La partita persa malamente contro l’Atalanta rappresenta nel calendario l’inizio di un breve ciclo di incontri di vitale importanza per la stagione del Napoli, poiché a seguire c’è la semifinale di Coppa Italia a Torino contro la Juventus, poi la trasferta di campionato a Roma contro i giallorossi ed infine il match di ritorno di Champions contro il Real Madrid.

In meno di due settimane avremo responsi importanti sul prosieguo della stagione: uno definitivo col Real (l’avventura in Champions finirà o continuerà), un altro che pone le basi per vincere l’unico trofeo alla portata in questa stagione (la partita di Coppa Italia contro i bianconeri) e lo scontro di campionato all’Olimpico per un piazzamento Champions.

In campionato ogni partita vale 3 punti (anche se gli scontri diretti sono fondamentali), ma nelle coppe o si va avanti o si è eliminati, per cui bisognava arrivare a questo momento così importante in una condizione migliore di quella palesata sabato contro l’Atalanta. Può darsi che le scorie della Champions si siano avvertite di più contro un avversario ostico e motivato come gli orobici che non contro il Chievo, per cui lungi da noi l’idea di celebrare il de profundis del Napoli, ma pensiamo che tante sfide così impegnative necessiterebbero, da parte di Sarri, di una turnazione maggiore dei suoi uomini.
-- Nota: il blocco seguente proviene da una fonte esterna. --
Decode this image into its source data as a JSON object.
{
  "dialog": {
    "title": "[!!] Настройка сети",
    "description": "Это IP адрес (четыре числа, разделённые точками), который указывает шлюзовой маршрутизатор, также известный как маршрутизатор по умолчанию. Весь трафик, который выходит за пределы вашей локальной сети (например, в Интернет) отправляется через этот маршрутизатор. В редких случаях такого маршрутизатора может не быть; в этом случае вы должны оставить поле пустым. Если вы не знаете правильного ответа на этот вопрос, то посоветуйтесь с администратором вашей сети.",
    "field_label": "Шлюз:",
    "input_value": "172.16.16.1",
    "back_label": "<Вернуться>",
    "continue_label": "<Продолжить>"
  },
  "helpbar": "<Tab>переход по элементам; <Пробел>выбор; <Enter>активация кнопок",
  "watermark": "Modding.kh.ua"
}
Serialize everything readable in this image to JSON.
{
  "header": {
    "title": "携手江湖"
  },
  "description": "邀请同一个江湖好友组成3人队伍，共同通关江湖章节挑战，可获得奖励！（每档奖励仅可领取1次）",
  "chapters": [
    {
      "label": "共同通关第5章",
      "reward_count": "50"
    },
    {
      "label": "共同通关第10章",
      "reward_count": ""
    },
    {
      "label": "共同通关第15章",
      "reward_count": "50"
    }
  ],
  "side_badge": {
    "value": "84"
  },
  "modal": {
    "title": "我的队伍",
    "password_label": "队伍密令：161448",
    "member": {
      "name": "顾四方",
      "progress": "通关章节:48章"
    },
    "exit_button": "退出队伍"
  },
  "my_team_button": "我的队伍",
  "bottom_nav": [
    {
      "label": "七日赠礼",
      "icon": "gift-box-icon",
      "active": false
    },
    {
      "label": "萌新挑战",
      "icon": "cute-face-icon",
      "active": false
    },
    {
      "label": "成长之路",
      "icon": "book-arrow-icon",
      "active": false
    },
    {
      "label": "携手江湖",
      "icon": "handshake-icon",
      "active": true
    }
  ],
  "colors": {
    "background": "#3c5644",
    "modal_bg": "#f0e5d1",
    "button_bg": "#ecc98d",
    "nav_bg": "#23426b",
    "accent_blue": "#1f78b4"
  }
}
Qualcuno potrà obiettare che i calciatori più decisivi vanno schierati sempre, e forse lo possiamo anche condividere, ma pensiamo anche che nel reparti difesa e centrocampo, a parte Hamsik, il cui apporto sembra imprescindibile, ci siano parecchi elementi che avrebbero potuto rifiatare, utilizzando d più alcuni giocatori rimasti troppo in panchina, spostando il focus non solo sugli acquisti (come ha fatto il Presidente, a suo dire poco utilizzati) ma più generalmente sull’intera rosa a disposizione del tecnico.

Strinic, ad esempio, potrebbe far rifiatare più spesso il buon Ghoulam; tra l’altro il nazionale croato, pur spingendo meno, difende meglio dell’algerino, ed in questa fase caratterizzata da frequenti amnesie difensive risulterebbe più funzionale. Sulla fascia destra Callejon è in evidente calo da diverse settimane, si vede che ha bisogno di rifiatare (NdR: considerando anche la precedente gestione di Benitez, è l’atleta più impiegato negli ultimi quattro anni!) per cui al suo posto un maggiore impiego di Giaccherini, un nazionale italiano che ha tiro, corsa e capacità di inserimento in attacco, non sarebbe stato scandaloso. Se l’italiano fosse stato utilizzato di più nelle precedenti settimane, forse oggi avremmo un Callejon più tonico. Sulla mediana, diamo atto al tecnico di aver inserito stabilmente i due nuovi acquisti Zielinski e Diawara, ma questo non significa che Allan e Jorginho non siano più necessari, neanche in partite più “abbordabili”. E c’è sempre la questione dell’utilizzo quasi nullo di Rog.

Siamo in un momento delicatissimo della stagione, e se alla prima partita di questo ciclo, contro l’avversario meno impegnativo (l’Atalanta, che ha espugnato il San Paolo), Sarri ha schierato per dieci undicesimi la sua formazione tipo, allora è evidente che ci sono dei limiti del tecnico nella gestione dell’intero gruppo, o meglio riteniamo che nella ottimizzazione delle risorse a sua disposizione l’allenatore debba compiere quello step necessario per una ulteriore crescita sua e della squadra. Speriamo che le motivazioni, notoriamente altissime in partite così sentite come quelle con Juventus, Roma e Real Madrid, aiutino la squadra ad uscire fuori con risultati positivi da questo momento che sarà cruciale.